Dependency-Track logov4.10

Notice

This is a preview feature only. Data may not be fully synchronized. Doing backup is recommended before enabling it.

Open Source Vulnerabilities (OSV) is a vulnerability database and triage infrastructure for open source projects aimed at helping both open source maintainers and consumers of open source. This infrastructure serves as an aggregator of vulnerability databases that have adopted the OpenSSF Vulnerability format.

OSV additionally provides infrastructure to ensure affected versions are accurately represented in each vulnerability entry, through bisection and version analysis.

Dependency-Track integrates with OSV by mirroring advisories from GCS bucket maintained by OSV gs://osv-vulnerabilities.. The mirror is refreshed daily, or upon restart of the Dependency-Track instance. No personal access token is required to authenticate with OSV.

OSV Architecture

Ecosystems #

User can select specific ecosystems to mirror vulnerabilities from OSV. Ecosystems need to be selected (per requirement) in order to enable OSV feature.
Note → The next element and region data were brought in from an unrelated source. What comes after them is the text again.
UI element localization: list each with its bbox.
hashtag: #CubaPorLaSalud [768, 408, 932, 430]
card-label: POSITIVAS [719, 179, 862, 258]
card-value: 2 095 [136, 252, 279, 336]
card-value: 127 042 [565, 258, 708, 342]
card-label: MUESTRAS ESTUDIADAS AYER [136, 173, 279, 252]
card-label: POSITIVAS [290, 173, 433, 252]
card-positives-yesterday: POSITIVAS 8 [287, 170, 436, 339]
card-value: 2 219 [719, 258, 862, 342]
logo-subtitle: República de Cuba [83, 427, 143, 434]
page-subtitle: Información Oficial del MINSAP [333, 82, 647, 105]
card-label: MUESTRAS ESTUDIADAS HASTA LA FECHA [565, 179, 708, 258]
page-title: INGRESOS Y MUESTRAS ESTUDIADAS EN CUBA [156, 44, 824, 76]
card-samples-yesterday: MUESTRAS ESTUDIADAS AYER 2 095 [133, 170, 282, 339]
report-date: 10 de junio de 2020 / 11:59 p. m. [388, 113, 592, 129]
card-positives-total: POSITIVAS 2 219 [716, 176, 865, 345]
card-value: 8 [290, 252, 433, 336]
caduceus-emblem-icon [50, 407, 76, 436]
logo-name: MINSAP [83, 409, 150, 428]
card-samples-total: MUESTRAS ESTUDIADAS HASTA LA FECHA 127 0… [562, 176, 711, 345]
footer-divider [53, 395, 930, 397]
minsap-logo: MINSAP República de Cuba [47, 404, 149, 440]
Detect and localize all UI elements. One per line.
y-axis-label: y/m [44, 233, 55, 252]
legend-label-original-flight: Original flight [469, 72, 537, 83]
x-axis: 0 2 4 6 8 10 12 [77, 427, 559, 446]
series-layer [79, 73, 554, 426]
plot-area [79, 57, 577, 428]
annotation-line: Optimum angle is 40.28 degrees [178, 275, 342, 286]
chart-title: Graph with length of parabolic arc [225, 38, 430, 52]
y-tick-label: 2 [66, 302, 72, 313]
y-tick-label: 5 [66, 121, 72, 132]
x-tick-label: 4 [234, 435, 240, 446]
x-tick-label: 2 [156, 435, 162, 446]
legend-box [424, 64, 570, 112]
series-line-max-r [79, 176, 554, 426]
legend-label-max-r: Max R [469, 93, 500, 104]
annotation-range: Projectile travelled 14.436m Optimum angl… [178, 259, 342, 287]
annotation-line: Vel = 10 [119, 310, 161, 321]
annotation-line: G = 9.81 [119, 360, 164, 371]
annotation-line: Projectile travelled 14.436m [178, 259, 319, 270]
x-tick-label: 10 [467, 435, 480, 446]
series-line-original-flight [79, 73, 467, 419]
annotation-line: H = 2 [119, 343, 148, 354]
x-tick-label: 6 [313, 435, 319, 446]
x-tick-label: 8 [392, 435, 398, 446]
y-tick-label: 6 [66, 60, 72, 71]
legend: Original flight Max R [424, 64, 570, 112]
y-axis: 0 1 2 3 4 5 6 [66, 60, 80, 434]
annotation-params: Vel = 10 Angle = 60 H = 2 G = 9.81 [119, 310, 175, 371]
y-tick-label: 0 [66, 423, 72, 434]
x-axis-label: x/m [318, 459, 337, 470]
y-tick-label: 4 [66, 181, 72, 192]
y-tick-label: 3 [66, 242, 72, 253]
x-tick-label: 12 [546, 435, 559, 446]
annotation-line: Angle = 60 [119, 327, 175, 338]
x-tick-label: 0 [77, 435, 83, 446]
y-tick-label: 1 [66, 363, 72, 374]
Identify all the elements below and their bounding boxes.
Debian ecosystem package is superset of all individual versions, it is suggested to enable Debian alone instead of all Debian versions.

NOTE: Disabling the OSV would remove current ecosystem selection, but already mirrored vulnerabilities would be retained.

OSV Configuration

This integration will enable vulnerability DB of selective ecosystems in DT (as shown). It can be also used in an offline mode (without having internet access to the DT API server).
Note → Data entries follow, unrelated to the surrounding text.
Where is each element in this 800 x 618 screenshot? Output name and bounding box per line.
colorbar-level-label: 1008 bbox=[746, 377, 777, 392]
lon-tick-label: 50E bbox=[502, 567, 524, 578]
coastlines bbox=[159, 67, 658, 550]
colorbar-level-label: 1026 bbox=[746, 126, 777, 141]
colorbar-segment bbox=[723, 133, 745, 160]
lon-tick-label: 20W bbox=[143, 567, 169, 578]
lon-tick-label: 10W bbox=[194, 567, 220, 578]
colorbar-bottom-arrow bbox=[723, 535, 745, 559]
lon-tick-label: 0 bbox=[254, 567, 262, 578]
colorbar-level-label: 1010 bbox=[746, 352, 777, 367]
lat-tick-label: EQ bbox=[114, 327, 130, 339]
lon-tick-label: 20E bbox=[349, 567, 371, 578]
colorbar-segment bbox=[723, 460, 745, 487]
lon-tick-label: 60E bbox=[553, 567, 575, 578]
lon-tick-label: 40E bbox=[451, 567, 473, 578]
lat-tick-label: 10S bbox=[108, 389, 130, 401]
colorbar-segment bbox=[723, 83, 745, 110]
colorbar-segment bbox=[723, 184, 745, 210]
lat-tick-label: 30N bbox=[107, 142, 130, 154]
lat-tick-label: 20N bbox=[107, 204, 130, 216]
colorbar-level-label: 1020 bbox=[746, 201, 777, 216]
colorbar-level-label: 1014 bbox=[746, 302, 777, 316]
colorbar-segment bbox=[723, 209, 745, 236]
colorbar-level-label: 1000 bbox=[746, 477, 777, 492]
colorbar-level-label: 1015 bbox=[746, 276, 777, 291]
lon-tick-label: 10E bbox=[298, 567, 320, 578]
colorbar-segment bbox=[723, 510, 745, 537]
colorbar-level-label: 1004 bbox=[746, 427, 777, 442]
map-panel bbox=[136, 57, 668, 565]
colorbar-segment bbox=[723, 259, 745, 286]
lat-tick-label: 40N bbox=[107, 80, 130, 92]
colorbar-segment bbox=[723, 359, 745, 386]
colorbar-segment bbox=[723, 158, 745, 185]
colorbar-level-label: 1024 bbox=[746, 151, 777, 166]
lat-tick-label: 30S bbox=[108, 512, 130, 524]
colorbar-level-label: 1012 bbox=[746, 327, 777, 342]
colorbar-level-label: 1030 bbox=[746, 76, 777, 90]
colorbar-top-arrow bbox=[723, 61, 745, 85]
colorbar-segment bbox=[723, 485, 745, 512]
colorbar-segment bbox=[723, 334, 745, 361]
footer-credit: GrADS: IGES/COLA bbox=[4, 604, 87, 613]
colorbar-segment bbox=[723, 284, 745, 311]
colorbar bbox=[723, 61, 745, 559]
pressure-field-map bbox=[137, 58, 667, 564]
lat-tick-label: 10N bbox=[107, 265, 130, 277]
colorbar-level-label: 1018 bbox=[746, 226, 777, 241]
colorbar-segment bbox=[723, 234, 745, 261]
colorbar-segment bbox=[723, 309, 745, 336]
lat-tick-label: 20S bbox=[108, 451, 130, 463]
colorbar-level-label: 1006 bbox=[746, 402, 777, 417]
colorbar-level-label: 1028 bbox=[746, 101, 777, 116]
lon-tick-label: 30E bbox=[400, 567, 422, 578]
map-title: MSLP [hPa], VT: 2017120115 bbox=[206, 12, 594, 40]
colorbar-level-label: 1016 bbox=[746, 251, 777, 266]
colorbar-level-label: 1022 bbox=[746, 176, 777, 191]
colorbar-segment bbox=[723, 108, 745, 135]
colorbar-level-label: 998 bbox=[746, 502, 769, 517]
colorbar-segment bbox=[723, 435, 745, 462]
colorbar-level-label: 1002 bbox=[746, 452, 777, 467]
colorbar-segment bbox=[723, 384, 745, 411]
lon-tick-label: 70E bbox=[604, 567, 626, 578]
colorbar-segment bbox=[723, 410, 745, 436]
Current defined ecosystems are below. Updated list can be found at https://osv-vulnerabilities.storage.googleapis.com/ecosystems.txt.

Ecosystem Description
Go The Go ecosystem
npm The NPM ecosystem
OSS-Fuzz For reports from the OSS-Fuzz project that have no more appropriate ecosystem
PyPI the Python PyPI ecosystem
RubyGems The RubyGems ecosystem
crates.io The crates.io ecosystem for Rust
Packagist The PHP package manager ecosystem
Maven The Maven Java package ecosystem
NuGet The NuGet package ecosystem
Linux The Linux kernel
Debian The Debian package ecosystem; The ecosystem string might optionally have a : suffix to scope the package to a particular Debian release. is a numeric version specified in the [Debian distro-info-data](https://debian.pages.debian.net/distro-info-data/debian.csv). For example, the ecosystem string “Debian:7” refers to the Debian 7 (wheezy) release.
Hex The package manager for the Erlang ecosystem
Android The Android ecosystem
GitHub Actions The GitHub Actions ecosystem
Pub The package manager for the Dart ecosystem

Vulnerability Aliases #

The OSV schema allows vulnerability databases to express if the same vulnerability is present in other databases as well, and what its identifiers in those databases are. The OSV aliases field is intended for this purpose.
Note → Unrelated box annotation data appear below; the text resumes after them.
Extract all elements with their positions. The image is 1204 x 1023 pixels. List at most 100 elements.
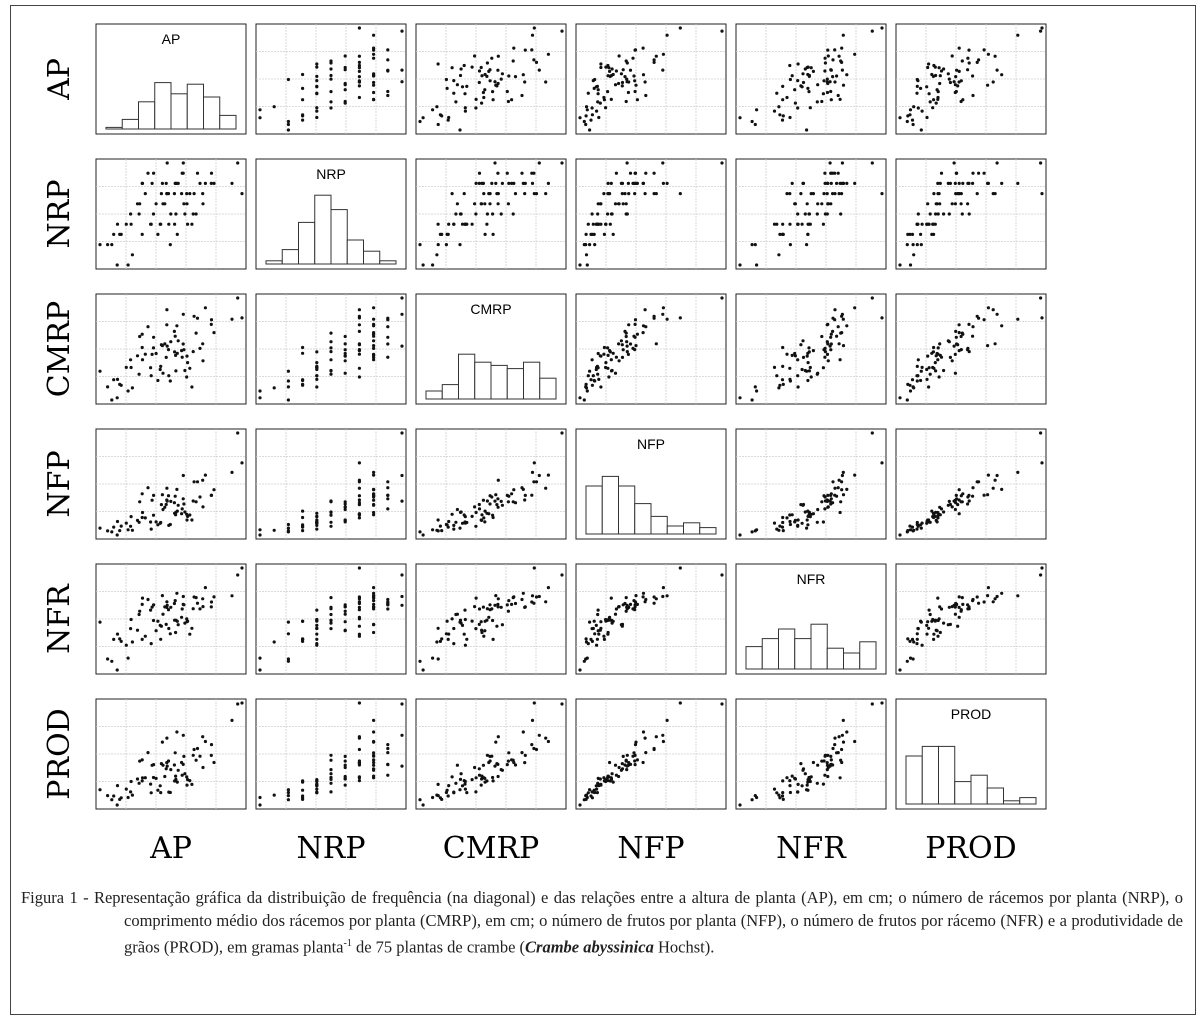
scatter-point — [821, 366, 826, 370]
scatter-point — [991, 486, 995, 490]
scatter-point — [474, 524, 478, 528]
scatter-point — [343, 759, 347, 763]
scatter-point — [357, 597, 361, 601]
scatter-point — [808, 515, 812, 519]
scatter-point — [596, 608, 600, 612]
scatter-point — [584, 243, 588, 247]
scatter-point — [610, 212, 614, 216]
scatter-point — [386, 48, 390, 52]
scatter-point — [967, 322, 971, 326]
scatter-point — [180, 615, 184, 619]
scatter-point — [357, 60, 361, 64]
scatter-point — [485, 499, 489, 503]
scatter-point — [627, 80, 631, 84]
scatter-point — [530, 594, 535, 598]
scatter-point — [479, 620, 483, 624]
scatter-point — [357, 501, 361, 505]
scatter-point — [606, 181, 610, 185]
scatter-point — [386, 486, 390, 490]
histogram-bar — [810, 623, 828, 670]
scatter-point — [124, 521, 128, 525]
row-label-nrp: NRP — [42, 179, 77, 248]
scatter-point — [829, 493, 833, 497]
col-label-prod: PROD — [925, 831, 1016, 866]
scatter-point — [98, 788, 102, 792]
scatter-point — [483, 88, 487, 92]
scatter-point — [991, 308, 995, 312]
scatter-point — [915, 77, 919, 82]
scatter-point — [641, 760, 645, 765]
scatter-point — [343, 763, 347, 767]
histogram-title-nfr: NFR — [797, 571, 826, 587]
scatter-point — [585, 795, 589, 800]
scatter-point — [807, 779, 811, 783]
scatter-point — [620, 355, 625, 359]
scatter-point — [938, 630, 942, 635]
scatter-point — [838, 776, 842, 780]
scatter-point — [928, 372, 932, 376]
scatter-point — [805, 788, 809, 792]
scatter-point — [926, 620, 930, 624]
scatter-point — [633, 335, 637, 339]
scatter-point — [510, 492, 514, 496]
scatter-point — [954, 329, 958, 333]
scatter-point — [513, 763, 518, 767]
scatter-point — [534, 595, 539, 599]
scatter-point — [455, 83, 459, 87]
scatter-point — [470, 65, 474, 69]
scatter-point — [661, 312, 665, 316]
scatter-point — [151, 212, 156, 216]
panel-ap-nrp — [255, 23, 407, 135]
scatter-point — [803, 772, 807, 776]
scatter-point — [470, 514, 474, 518]
scatter-point — [534, 60, 539, 64]
scatter-point — [932, 192, 936, 196]
scatter-point — [788, 784, 792, 788]
scatter-point — [386, 335, 390, 339]
scatter-point — [823, 212, 828, 216]
scatter-point — [496, 54, 500, 58]
scatter-point — [463, 520, 467, 524]
scatter-point — [1040, 566, 1044, 570]
scatter-point — [602, 352, 606, 356]
scatter-point — [174, 212, 178, 216]
scatter-point — [845, 73, 849, 77]
scatter-point — [840, 68, 845, 72]
scatter-point — [619, 72, 624, 76]
scatter-point — [301, 788, 305, 792]
scatter-point — [912, 640, 916, 644]
scatter-point — [176, 339, 180, 343]
scatter-point — [826, 322, 830, 326]
scatter-point — [372, 754, 376, 758]
scatter-point — [906, 114, 910, 118]
scatter-point — [258, 389, 262, 393]
scatter-point — [240, 192, 244, 196]
scatter-point — [755, 528, 759, 532]
scatter-point — [595, 84, 600, 88]
scatter-point — [386, 743, 390, 747]
scatter-point — [473, 505, 477, 509]
panel-nrp-nrp: NRP — [255, 158, 407, 270]
scatter-point — [593, 379, 597, 383]
scatter-point — [129, 779, 133, 784]
scatter-point — [159, 503, 163, 507]
scatter-point — [993, 597, 997, 601]
scatter-point — [816, 83, 820, 87]
scatter-point — [301, 529, 305, 533]
scatter-point — [169, 340, 173, 344]
scatter-point — [106, 657, 110, 661]
scatter-point — [138, 202, 142, 206]
scatter-point — [781, 791, 785, 795]
scatter-point — [386, 355, 390, 359]
scatter-point — [836, 171, 840, 175]
scatter-point — [870, 161, 874, 165]
scatter-point — [431, 656, 435, 660]
scatter-point — [474, 790, 478, 794]
scatter-point — [678, 192, 682, 196]
scatter-point — [491, 90, 495, 94]
scatter-point — [595, 637, 600, 641]
scatter-point — [195, 480, 200, 484]
scatter-point — [772, 222, 777, 226]
scatter-point — [183, 212, 187, 216]
scatter-point — [617, 359, 621, 363]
While most of the time only truly identical vulnerabilities are listed in aliases, there are multiple cases where related vulnerabilities are listed, too. Alias support in Dependency-Track however is based on the assumption that vulnerabilities reported as aliases are indeed identical.

Thus, as of Dependency-Track v4.8.0, synchronization of alias information from OSV (and other sources that provide it), can be selectively turned off. For OSV, synchronization is disabled per default. Enabling it is not recommended at this point in time.